Despite an uncertain economy, that majority of employers still offer incentives and rewards to motivate their employees — but those incentives may not be things employees actually want.
That was one of the key findings in the 2014 Canadian Incentive Trends Survey of 669 Canadian professionals, which found 69 per cent of Canadian companies are still using incentives and rewards for employee motivation.
However, a gap exists between the incentives organizations offer and the incentives they believe employees actually want, found the survey.
More than half (53 per cent) of the companies in the survey offered company-branded merchandise, and 73 per cent offered retail gift cards as incentives. But survey participants rank prepaid credit cards the highest in terms of incentive offers.
“The incentive gap exists because recipients clearly want more choice and flexibility in the rewards they receive,” said Dave Eason, CEO of Berkeley Payment Solutions.
The multi-generational workforce further complicates incentive programs, found the survey. Fifty-three per cent of respondents found it somewhat difficult to motivate all age groups, and 39 per cent said millennials are the most difficult generation to choose an appropriate incentive for.

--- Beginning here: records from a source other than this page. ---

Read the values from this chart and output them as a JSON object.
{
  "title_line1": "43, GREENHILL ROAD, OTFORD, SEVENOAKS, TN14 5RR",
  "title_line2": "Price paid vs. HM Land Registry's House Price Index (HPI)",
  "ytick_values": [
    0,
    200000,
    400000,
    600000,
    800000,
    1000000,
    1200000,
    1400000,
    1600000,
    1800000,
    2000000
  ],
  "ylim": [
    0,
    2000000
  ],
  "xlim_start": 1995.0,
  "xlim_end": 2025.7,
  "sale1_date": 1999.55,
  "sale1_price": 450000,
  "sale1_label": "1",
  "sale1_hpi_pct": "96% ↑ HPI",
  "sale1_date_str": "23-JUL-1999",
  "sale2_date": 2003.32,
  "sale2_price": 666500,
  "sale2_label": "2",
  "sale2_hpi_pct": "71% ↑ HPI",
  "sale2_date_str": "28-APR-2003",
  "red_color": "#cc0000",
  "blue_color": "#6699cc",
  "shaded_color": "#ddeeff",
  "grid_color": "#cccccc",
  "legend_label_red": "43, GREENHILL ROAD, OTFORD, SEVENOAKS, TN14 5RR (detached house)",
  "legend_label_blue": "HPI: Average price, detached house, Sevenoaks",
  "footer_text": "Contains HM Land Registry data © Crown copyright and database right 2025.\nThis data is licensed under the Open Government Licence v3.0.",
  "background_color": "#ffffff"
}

“Our research over the past five years has shown that participant satisfaction continues to grow as a key measure of success for corporate incentive programs, yet Canadian companies are still offering traditional incentives that they don’t believe their employees want,” said Eason.
“This is indicative of the incentive merchandise model that dominates the rewards space. It’s unlikely that administrators are getting the full benefit from their programs if the incentives they choose are not truly valued by their employees.”
Other key findings include:
• Employee incentive and rewards programs are not just for big businesses, with 64 per cent of respondents indicating they work for an organization with less than 500 employees.
• Organizations from a wide spectrum of industries use employee incentives and rewards with 70 per cent of those polled indicating they are in the private sector.
• Retail gift cards are perceived as the most cost-effective incentive.
• Experiential special events or experiences such as concert tickets or sports events are perceived as the least cost-effective incentives.